Approaching this from a kinetic mindset, the cause of the deficiency has to do with either a lack of supply, an inability to utilize the thiamine, or increased elimination.  Decreased absorption can occur in heart failure patients due to splanchnic congestion or the patient’s dietary habits.  Patients may experience early satiety or cachexia associated with heart failure and/or they may voluntarily adopt a diet that may be devoid of adequate thiamine.  Certain high salt foods that the patient may intentionally be avoiding as part of their heart failure management may coincidentally have been good sources of thiamine.  A reduced ability to utilize thiamine may occur in the setting of hypokalemia or hypomagnesemia which can occur secondary to Loop diuretic use.  Finally, increased elimination occurs through enhanced urinary clearance.  Recall that thiamine is a water soluble vitamin and its elimination in the urine is proportional to urine volume. This means that as Loop diuretics cause more urine production, more thiamine will be lost from both the blood and total body stores. 1-3    

Aside from risk factors associated with heart failure and Loop diuretic use, other risk factors for thiamine deficiency include inadequate dietary intake, advanced age, trauma, surgery, fever, institutionalization, excess alcohol use, malabsorption syndromes (including following bariatric surgery and refeeding syndrome), severe infections, eating disorders, cancer, AIDS, gastrointestinal surgery, persistent diarrhea or vomiting, and certain other medication use. 1


Does supplementing thiamine improve heart failure outcomes?

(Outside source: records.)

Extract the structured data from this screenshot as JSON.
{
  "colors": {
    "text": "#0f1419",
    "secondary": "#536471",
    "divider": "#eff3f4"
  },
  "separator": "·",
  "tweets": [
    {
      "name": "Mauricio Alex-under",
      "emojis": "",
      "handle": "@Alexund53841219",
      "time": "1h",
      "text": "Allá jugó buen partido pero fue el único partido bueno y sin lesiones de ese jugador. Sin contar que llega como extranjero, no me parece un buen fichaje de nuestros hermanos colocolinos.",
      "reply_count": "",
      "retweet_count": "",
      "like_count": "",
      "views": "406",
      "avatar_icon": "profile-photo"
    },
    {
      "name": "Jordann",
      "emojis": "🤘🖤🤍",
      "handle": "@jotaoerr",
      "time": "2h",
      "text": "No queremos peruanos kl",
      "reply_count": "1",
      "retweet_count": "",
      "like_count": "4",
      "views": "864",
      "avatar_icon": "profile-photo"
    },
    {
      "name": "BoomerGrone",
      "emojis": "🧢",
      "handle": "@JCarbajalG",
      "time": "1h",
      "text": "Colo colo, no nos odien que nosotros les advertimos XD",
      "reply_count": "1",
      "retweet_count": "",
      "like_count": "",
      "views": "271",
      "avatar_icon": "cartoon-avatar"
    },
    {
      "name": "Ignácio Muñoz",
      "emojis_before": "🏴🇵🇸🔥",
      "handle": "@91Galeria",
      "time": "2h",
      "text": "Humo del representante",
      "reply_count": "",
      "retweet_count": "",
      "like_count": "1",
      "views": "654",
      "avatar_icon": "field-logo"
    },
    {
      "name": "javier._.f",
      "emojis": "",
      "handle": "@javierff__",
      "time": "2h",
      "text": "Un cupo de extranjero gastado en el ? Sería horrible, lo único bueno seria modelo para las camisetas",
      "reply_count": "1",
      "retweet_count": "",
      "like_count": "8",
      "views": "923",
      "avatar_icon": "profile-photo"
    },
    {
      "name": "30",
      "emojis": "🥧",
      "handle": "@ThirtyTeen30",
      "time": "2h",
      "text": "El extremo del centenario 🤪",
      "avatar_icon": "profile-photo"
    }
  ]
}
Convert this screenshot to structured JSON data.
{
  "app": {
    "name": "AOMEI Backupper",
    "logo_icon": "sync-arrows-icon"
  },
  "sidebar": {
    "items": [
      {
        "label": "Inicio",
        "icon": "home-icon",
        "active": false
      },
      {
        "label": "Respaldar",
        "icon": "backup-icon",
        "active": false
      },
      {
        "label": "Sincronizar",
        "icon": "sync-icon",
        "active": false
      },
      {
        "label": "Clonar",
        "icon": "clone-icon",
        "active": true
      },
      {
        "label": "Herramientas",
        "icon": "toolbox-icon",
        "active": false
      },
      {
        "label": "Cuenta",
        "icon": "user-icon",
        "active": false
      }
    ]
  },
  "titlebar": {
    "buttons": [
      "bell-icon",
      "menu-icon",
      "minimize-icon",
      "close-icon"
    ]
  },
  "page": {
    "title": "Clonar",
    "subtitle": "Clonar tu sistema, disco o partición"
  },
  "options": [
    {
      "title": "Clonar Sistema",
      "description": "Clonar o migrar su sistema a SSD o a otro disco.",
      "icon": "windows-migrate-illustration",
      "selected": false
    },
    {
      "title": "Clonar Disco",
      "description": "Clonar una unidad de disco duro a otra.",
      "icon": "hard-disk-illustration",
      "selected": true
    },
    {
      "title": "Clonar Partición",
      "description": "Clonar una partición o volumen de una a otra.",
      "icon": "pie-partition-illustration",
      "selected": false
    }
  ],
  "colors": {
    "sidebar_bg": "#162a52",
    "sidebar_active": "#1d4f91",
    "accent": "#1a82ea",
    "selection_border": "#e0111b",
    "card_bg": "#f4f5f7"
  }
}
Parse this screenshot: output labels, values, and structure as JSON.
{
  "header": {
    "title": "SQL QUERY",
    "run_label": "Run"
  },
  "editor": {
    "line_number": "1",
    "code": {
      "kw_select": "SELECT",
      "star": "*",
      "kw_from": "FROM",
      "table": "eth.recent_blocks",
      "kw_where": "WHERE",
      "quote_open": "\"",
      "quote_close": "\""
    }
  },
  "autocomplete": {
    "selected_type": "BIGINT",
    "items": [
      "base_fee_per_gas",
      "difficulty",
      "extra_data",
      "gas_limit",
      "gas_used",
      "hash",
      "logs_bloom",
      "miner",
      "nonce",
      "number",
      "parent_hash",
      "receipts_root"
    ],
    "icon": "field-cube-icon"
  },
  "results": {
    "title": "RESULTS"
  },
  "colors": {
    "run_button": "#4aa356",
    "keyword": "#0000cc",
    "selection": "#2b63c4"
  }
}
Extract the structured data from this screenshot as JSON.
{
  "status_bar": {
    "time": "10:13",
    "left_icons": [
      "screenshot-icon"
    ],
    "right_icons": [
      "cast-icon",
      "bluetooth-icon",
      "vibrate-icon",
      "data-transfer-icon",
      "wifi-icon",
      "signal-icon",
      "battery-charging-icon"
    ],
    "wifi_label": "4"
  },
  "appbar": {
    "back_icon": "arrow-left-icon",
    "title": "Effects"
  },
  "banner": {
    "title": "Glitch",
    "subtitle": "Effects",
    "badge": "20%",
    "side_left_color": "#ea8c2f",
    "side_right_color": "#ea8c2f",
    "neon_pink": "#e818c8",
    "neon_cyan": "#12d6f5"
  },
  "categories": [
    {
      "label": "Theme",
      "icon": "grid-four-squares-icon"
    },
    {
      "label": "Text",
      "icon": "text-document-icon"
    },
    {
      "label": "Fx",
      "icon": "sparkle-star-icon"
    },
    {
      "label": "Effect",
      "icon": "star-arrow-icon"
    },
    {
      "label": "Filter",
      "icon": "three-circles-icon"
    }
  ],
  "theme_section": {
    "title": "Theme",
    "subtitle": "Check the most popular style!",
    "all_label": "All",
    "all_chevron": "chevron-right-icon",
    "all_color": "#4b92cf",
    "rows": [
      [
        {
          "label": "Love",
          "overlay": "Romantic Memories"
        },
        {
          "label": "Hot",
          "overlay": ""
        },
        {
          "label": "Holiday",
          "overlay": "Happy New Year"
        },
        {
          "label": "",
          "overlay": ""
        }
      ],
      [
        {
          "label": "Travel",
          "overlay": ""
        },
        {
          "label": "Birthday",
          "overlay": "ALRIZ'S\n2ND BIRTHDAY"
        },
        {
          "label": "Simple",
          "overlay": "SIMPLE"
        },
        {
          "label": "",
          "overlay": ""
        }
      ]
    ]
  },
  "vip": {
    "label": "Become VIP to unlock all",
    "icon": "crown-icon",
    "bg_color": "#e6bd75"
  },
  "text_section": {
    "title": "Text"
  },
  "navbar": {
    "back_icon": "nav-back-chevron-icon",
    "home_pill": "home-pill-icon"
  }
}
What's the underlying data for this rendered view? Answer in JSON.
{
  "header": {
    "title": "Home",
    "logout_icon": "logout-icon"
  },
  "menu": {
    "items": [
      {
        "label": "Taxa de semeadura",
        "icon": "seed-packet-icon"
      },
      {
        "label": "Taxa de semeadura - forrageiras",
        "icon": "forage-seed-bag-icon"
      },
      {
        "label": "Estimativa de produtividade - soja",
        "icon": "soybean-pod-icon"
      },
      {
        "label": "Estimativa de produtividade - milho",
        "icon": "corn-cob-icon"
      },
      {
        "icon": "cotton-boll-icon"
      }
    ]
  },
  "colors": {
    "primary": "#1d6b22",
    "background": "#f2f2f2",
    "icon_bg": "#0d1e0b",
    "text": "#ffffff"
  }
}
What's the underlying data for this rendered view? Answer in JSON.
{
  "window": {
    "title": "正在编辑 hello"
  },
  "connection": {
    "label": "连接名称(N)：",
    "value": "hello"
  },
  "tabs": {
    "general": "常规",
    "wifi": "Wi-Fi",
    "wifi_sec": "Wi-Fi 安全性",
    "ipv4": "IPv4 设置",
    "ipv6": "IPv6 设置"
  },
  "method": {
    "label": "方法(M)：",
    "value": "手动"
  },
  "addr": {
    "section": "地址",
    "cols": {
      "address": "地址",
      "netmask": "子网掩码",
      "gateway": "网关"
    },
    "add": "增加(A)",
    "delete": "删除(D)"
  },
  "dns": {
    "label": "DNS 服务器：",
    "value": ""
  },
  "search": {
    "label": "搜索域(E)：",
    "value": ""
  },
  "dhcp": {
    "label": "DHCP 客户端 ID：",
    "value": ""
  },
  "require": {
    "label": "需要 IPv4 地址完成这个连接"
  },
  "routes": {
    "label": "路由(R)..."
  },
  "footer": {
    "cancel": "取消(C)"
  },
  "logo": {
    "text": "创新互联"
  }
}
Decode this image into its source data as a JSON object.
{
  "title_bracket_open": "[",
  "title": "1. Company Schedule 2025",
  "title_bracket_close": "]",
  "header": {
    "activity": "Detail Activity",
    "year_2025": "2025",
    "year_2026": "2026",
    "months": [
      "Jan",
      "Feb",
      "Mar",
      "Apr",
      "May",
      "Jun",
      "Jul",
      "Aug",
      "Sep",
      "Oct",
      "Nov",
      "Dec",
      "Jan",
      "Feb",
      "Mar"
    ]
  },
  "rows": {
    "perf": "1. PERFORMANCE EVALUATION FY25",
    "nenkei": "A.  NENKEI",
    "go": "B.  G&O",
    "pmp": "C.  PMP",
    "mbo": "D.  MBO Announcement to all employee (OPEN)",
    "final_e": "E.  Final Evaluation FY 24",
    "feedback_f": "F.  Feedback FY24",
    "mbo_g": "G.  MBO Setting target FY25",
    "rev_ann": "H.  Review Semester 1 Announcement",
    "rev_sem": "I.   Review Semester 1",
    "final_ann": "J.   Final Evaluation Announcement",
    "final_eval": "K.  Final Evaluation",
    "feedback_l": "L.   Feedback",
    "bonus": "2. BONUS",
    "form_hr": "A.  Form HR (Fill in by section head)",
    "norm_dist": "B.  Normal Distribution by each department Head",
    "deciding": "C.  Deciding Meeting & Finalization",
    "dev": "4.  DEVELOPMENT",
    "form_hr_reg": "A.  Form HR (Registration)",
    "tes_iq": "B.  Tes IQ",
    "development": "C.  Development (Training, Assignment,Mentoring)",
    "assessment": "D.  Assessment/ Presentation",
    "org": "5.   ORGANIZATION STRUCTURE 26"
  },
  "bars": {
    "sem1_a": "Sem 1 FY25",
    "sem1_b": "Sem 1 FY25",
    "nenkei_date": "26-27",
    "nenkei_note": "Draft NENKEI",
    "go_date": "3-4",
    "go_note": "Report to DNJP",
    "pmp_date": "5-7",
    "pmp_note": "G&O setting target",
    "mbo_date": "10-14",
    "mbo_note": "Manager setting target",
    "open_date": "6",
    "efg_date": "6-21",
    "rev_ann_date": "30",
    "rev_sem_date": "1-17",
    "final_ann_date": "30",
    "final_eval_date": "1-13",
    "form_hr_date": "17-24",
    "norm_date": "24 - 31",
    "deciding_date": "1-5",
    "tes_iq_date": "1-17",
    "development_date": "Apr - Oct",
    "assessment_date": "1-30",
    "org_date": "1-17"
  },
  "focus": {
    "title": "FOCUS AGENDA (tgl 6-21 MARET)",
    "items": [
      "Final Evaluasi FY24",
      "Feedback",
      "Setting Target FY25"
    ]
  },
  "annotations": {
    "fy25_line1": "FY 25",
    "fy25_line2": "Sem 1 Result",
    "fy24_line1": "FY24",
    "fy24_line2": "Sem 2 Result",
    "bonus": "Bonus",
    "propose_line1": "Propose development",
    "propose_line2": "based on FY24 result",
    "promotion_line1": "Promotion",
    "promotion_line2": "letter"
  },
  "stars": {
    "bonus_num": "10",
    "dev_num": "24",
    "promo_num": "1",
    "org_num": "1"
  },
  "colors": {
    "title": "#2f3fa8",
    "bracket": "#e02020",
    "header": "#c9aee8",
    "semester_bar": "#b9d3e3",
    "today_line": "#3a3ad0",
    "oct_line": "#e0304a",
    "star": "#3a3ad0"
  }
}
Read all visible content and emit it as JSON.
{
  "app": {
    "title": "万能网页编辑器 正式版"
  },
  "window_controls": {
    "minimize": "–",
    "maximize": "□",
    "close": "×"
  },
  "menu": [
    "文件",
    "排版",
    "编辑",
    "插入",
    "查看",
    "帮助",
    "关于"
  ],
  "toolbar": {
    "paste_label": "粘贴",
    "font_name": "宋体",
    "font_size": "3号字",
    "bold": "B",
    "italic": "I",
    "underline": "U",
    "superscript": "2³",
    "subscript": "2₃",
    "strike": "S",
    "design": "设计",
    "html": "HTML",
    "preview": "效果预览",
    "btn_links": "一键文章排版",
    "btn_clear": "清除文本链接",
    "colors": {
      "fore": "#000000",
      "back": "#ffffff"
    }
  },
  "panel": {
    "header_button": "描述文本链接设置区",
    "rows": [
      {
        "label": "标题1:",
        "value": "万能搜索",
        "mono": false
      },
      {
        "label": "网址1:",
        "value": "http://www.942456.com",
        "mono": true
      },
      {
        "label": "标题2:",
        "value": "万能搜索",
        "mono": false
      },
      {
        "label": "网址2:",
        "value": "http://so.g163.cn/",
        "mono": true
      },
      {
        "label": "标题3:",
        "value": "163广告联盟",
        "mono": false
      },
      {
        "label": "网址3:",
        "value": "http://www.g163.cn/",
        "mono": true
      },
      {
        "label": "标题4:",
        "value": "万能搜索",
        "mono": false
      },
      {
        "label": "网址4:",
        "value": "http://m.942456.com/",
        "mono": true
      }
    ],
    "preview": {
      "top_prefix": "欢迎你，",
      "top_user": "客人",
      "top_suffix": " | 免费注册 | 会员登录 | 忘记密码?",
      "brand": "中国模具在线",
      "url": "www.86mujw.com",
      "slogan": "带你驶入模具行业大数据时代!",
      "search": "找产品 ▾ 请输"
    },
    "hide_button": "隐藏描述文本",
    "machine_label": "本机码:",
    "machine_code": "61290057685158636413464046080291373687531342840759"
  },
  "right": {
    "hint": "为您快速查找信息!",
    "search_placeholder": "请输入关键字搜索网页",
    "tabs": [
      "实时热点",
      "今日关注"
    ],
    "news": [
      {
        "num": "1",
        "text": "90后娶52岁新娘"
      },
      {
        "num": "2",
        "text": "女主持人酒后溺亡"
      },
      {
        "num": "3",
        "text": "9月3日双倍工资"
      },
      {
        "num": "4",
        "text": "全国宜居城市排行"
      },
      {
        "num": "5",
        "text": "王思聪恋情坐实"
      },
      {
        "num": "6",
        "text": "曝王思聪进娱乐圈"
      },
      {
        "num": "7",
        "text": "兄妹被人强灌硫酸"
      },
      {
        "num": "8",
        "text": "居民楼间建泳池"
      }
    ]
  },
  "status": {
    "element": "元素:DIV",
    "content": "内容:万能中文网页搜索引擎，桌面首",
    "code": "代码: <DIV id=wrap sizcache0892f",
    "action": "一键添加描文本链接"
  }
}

A systematic review and meta-analysis describe the few small studies that have been conducted to test if supplementing thiamine improved outcomes in patient with heart failure.  Investigators used various dosing strategies and had different outcomes, making generalizability difficult.  In general, the studies administered around 200 to 300 mg of thiamine (some IV and some orally) per day for anywhere from a week to several weeks and they looked at outcomes such as left ventricular ejection fraction (LVEF), NYHA functional class, blood pressure, and urine output.  Several of the studies were prospective randomized controlled trials and found the EF increased by a statistically significant amount (absolute increases around 3-5% or from an LVEF of 28% to an LVEF of 32%).   Improving heart function (i.e., EF) is a good prognostic sign even though mortality was not yet demonstrated (the studies were not powered to see improvements in mortality though so that's not much of a criticism).  Of note, all of these studies were very small (largest arm was 30 patients).3

These results, albeit limited, give us the suggestion that thiamine supplementation may benefit patients with heart failure.  The fact that thiamine is relatively cheap and lacks toxicity make it a fairly low bar to attempt to explore its future use.


Take home points:

  • Better studies are needed to determine the prevalence of thiamine deficiency in the modern heart failure population

  • Heart failure from thiamine deficiency is clinically indistinguishable from other causes of heart failure 

  • Very small studies of thiamine supplementation have shown improvements in LVEF (though not all studies show it)

  • Doses used were 200 to 300 mg IV/oral per day for a week to several weeks



1. DiNicolantonia JJ, Niazi AK, Lavie CJ, et al. Thiamine Supplementation for the Treatment of Heart Failure: A Review of the Literature Congest Heart Fail 2013;19:214-22.

2. Helali J, Park S, Ziaeian B, et al. Thiamine and Heart Failure: Challenging Cases of Modern-Day Cardiac Beriberi. Mayo Clin Proc Innov Qual Outcomes. 2019 May 27;3(2):221-5.

3. Jain A, Mehta R, Al-Ani M, et al. Determining the Role of Thiamine Deficiency in Systolic Heart Failure: A Meta-Analysis and Systematic Review. J Card Fail. 2015 Dec;21(12):1000-7.